If your car actually starts fine but then stalls when idling, this issue could be a bad oxygen sensor, which is what pulls dirty air away from the engine while also delivering clean air to the engine compartment. If this sensor fails and the fuel-to-oxygen ratio in the engine is faulty, the engine cannot maintain combustion. Another common culprit is the thermostat or the sensors connected to the thermostat; if these are faulty, the thermostat may think the engine is hotter than it is, so it then seizes up and shuts off, or the engine gets flooded with coolant and cannot maintain enough heat to run.

The timing of the idle could also be faulty; this determines when the pistons of the engine move with each other. If the timing is not correct, there could be too much oxygen getting into the engine through an open valve, so the engine stalls. A failing battery could also cause stalling, as many of the car's components are run by electricity; if the fuel pump, fan, and oxygen sensor don't get enough electricity, they will fail to operate, so the engine then stalls.

Grinding sounds

If you hear a grinding sound while you're driving but this sound goes away when you apply the brakes, the problem could actually be caused by the car's brakes. This sound could be a worn pad scraping the metal as you drive; once you apply the brakes and the pad is squeezed tight around the rotor, it no longer grinds.

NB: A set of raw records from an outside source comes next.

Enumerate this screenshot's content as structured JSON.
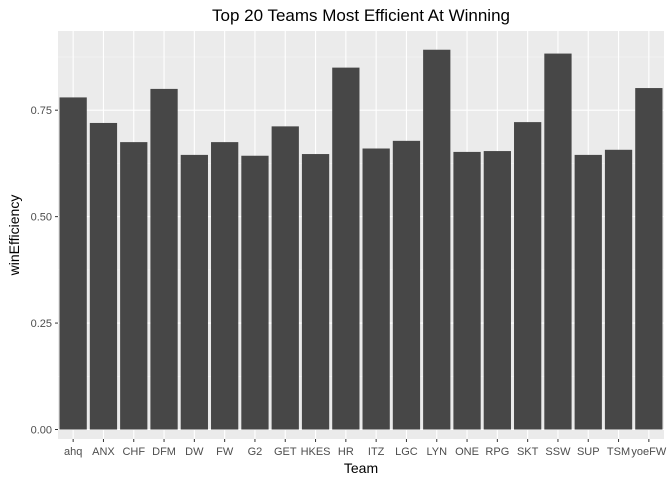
{
  "chart_data": {
    "type": "bar",
    "title": "Top 20 Teams Most Efficient At Winning",
    "xlabel": "Team",
    "ylabel": "winEfficiency",
    "categories": [
      "ahq",
      "ANX",
      "CHF",
      "DFM",
      "DW",
      "FW",
      "G2",
      "GET",
      "HKES",
      "HR",
      "ITZ",
      "LGC",
      "LYN",
      "ONE",
      "RPG",
      "SKT",
      "SSW",
      "SUP",
      "TSM",
      "yoeFW"
    ],
    "values": [
      0.78,
      0.72,
      0.675,
      0.8,
      0.645,
      0.675,
      0.643,
      0.712,
      0.647,
      0.85,
      0.66,
      0.678,
      0.892,
      0.652,
      0.654,
      0.722,
      0.883,
      0.645,
      0.657,
      0.802
    ],
    "ylim": [
      -0.0223,
      0.936
    ],
    "yticks": [
      0,
      0.25,
      0.5,
      0.75
    ],
    "ytick_labels": [
      "0.00",
      "0.25",
      "0.50",
      "0.75"
    ],
    "grid": true,
    "legend": "none",
    "colors": {
      "bar": "#474747",
      "panel": "#ebebeb",
      "grid_major": "#ffffff",
      "grid_minor": "#f5f5f5"
    }
  }
}
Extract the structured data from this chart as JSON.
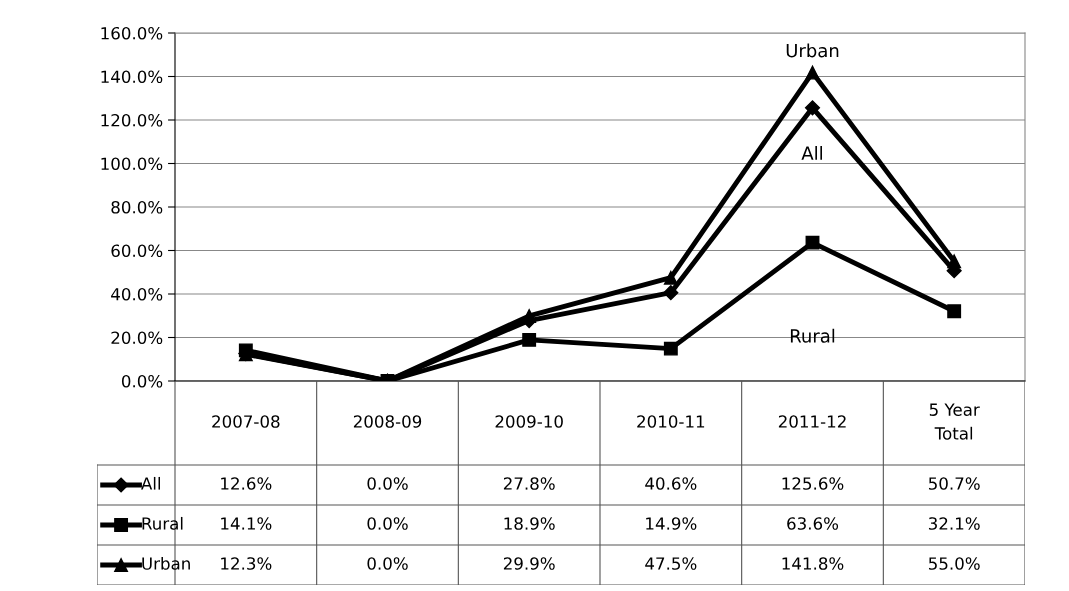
{
  "chart_data": {
    "type": "line",
    "categories": [
      "2007-08",
      "2008-09",
      "2009-10",
      "2010-11",
      "2011-12",
      "5 Year\nTotal"
    ],
    "series": [
      {
        "name": "All",
        "color": "#000000",
        "marker": "diamond",
        "values": [
          12.6,
          0.0,
          27.8,
          40.6,
          125.6,
          50.7
        ],
        "value_labels": [
          "12.6%",
          "0.0%",
          "27.8%",
          "40.6%",
          "125.6%",
          "50.7%"
        ]
      },
      {
        "name": "Rural",
        "color": "#000000",
        "marker": "square",
        "values": [
          14.1,
          0.0,
          18.9,
          14.9,
          63.6,
          32.1
        ],
        "value_labels": [
          "14.1%",
          "0.0%",
          "18.9%",
          "14.9%",
          "63.6%",
          "32.1%"
        ]
      },
      {
        "name": "Urban",
        "color": "#000000",
        "marker": "triangle",
        "values": [
          12.3,
          0.0,
          29.9,
          47.5,
          141.8,
          55.0
        ],
        "value_labels": [
          "12.3%",
          "0.0%",
          "29.9%",
          "47.5%",
          "141.8%",
          "55.0%"
        ]
      }
    ],
    "ylim": [
      0,
      160
    ],
    "yticks": [
      {
        "value": 0,
        "label": "0.0%"
      },
      {
        "value": 20,
        "label": "20.0%"
      },
      {
        "value": 40,
        "label": "40.0%"
      },
      {
        "value": 60,
        "label": "60.0%"
      },
      {
        "value": 80,
        "label": "80.0%"
      },
      {
        "value": 100,
        "label": "100.0%"
      },
      {
        "value": 120,
        "label": "120.0%"
      },
      {
        "value": 140,
        "label": "140.0%"
      },
      {
        "value": 160,
        "label": "160.0%"
      }
    ],
    "grid": "y",
    "line_style": "solid",
    "legend": "bottom left",
    "annotations": [
      "Urban",
      "All",
      "Rural"
    ]
  }
}
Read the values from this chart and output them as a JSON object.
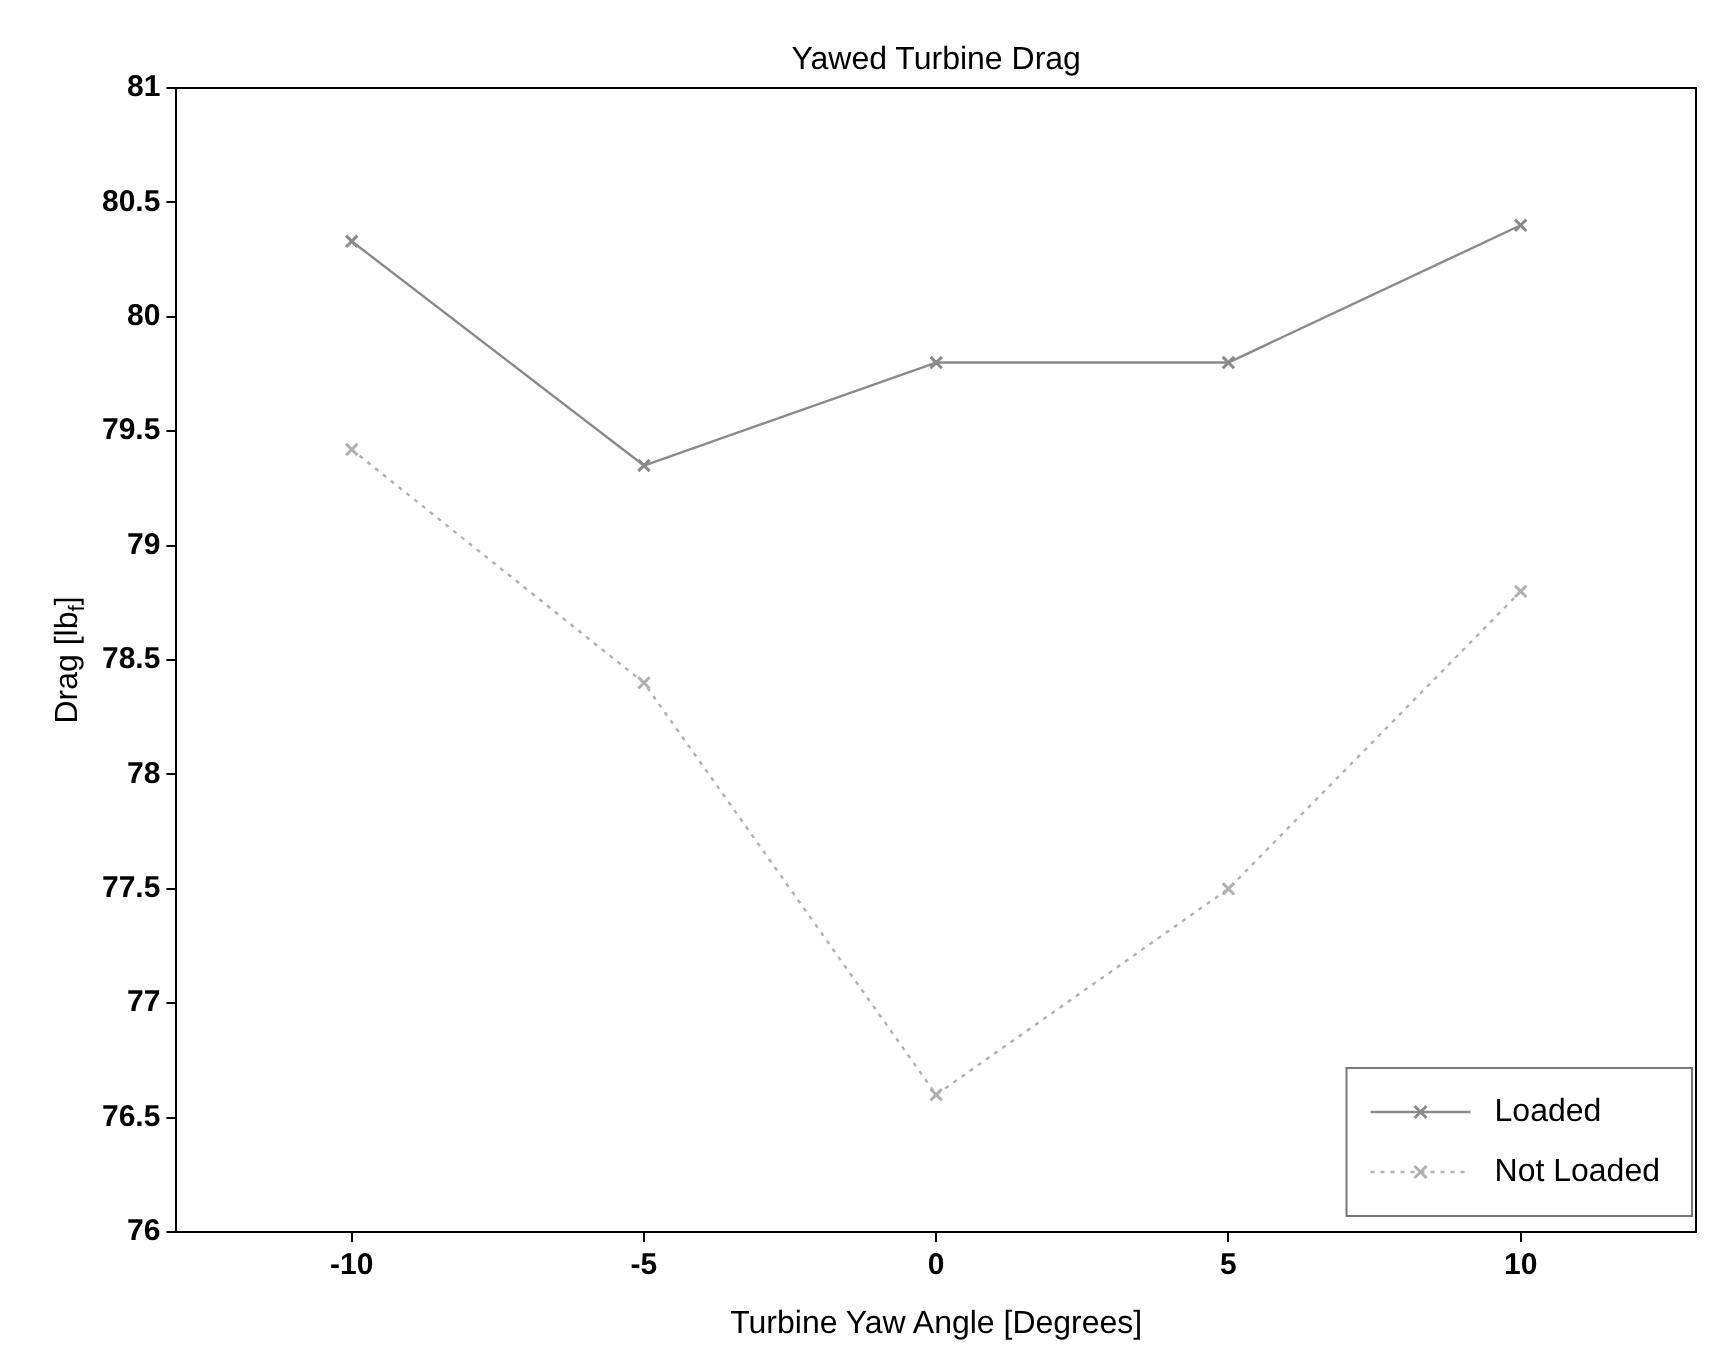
{
  "chart_data": {
    "type": "line",
    "title": "Yawed Turbine Drag",
    "xlabel": "Turbine Yaw Angle [Degrees]",
    "ylabel": "Drag [lb$_{f}$]",
    "x": [
      -10,
      -5,
      0,
      5,
      10
    ],
    "series": [
      {
        "name": "Loaded",
        "color": "#8a8a8a",
        "values": [
          80.33,
          79.35,
          79.8,
          79.8,
          80.4
        ],
        "line_style": "solid"
      },
      {
        "name": "Not Loaded",
        "color": "#b0b0b0",
        "values": [
          79.42,
          78.4,
          76.6,
          77.5,
          78.8
        ],
        "line_style": "dotted"
      }
    ],
    "xlim": [
      -13,
      13
    ],
    "xticks": [
      -10,
      -5,
      0,
      5,
      10
    ],
    "ylim": [
      76,
      81
    ],
    "yticks": [
      76,
      76.5,
      77,
      77.5,
      78,
      78.5,
      79,
      79.5,
      80,
      80.5,
      81
    ],
    "marker": "cross",
    "legend": "bottom right",
    "grid": false
  }
}
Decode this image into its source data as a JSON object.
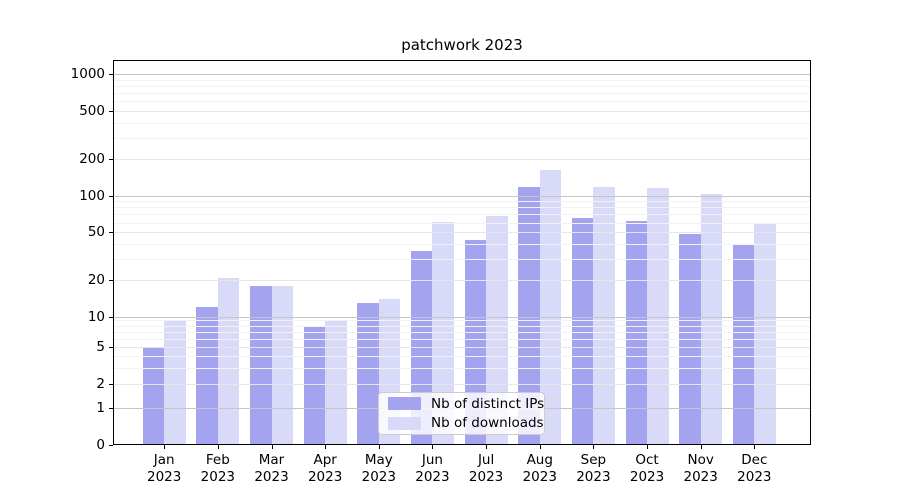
{
  "chart_data": {
    "type": "bar",
    "title": "patchwork 2023",
    "categories": [
      "Jan 2023",
      "Feb 2023",
      "Mar 2023",
      "Apr 2023",
      "May 2023",
      "Jun 2023",
      "Jul 2023",
      "Aug 2023",
      "Sep 2023",
      "Oct 2023",
      "Nov 2023",
      "Dec 2023"
    ],
    "x_tick_months": [
      "Jan",
      "Feb",
      "Mar",
      "Apr",
      "May",
      "Jun",
      "Jul",
      "Aug",
      "Sep",
      "Oct",
      "Nov",
      "Dec"
    ],
    "x_tick_year": "2023",
    "series": [
      {
        "name": "Nb of distinct IPs",
        "color": "#a3a3ef",
        "values": [
          5,
          12,
          18,
          8,
          13,
          35,
          43,
          118,
          66,
          62,
          48,
          39
        ]
      },
      {
        "name": "Nb of downloads",
        "color": "#d9d9f8",
        "values": [
          9,
          21,
          18,
          9,
          14,
          61,
          68,
          162,
          118,
          115,
          104,
          58
        ]
      }
    ],
    "yscale": "symlog",
    "y_ticks": [
      0,
      1,
      2,
      5,
      10,
      20,
      50,
      100,
      200,
      500,
      1000
    ],
    "ylim": [
      0,
      1300
    ],
    "grid": true,
    "legend_position": "lower center",
    "colors": {
      "major_grid": "#c6c6c6",
      "labeled_grid": "#e7e7e7",
      "minor_grid": "#f2f2f2",
      "axis": "#000000",
      "background": "#ffffff"
    }
  }
}
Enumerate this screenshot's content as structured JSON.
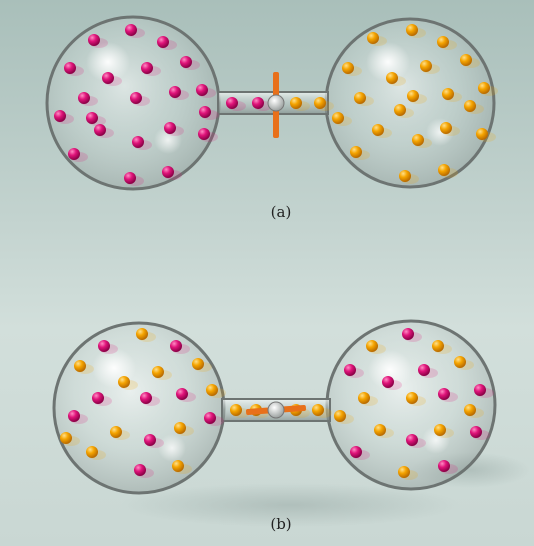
{
  "panels": [
    {
      "id": "a",
      "label": "(a)",
      "state": "separated",
      "left_bulb_particles": "magenta",
      "right_bulb_particles": "orange",
      "valve": "open-vertical"
    },
    {
      "id": "b",
      "label": "(b)",
      "state": "mixed",
      "left_bulb_particles": "mixed",
      "right_bulb_particles": "mixed",
      "valve": "horizontal"
    }
  ],
  "colors": {
    "magenta_particle": "#e0147a",
    "orange_particle": "#f5a400",
    "valve": "#e8701a",
    "glass_rim": "#6d7472"
  }
}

A tyre that is not attached evenly to the rims or a broken or bent tie rod could also be causing parts of the wheel behind the rotor to grind against each other, making this sound. A mechanic can check the direction of the tyre and condition of the tie rods to note if a bent part needs replacing. Broken lug nuts can also cause a tyre to sit unevenly on the rim and grind against other parts, so these may also need replacing.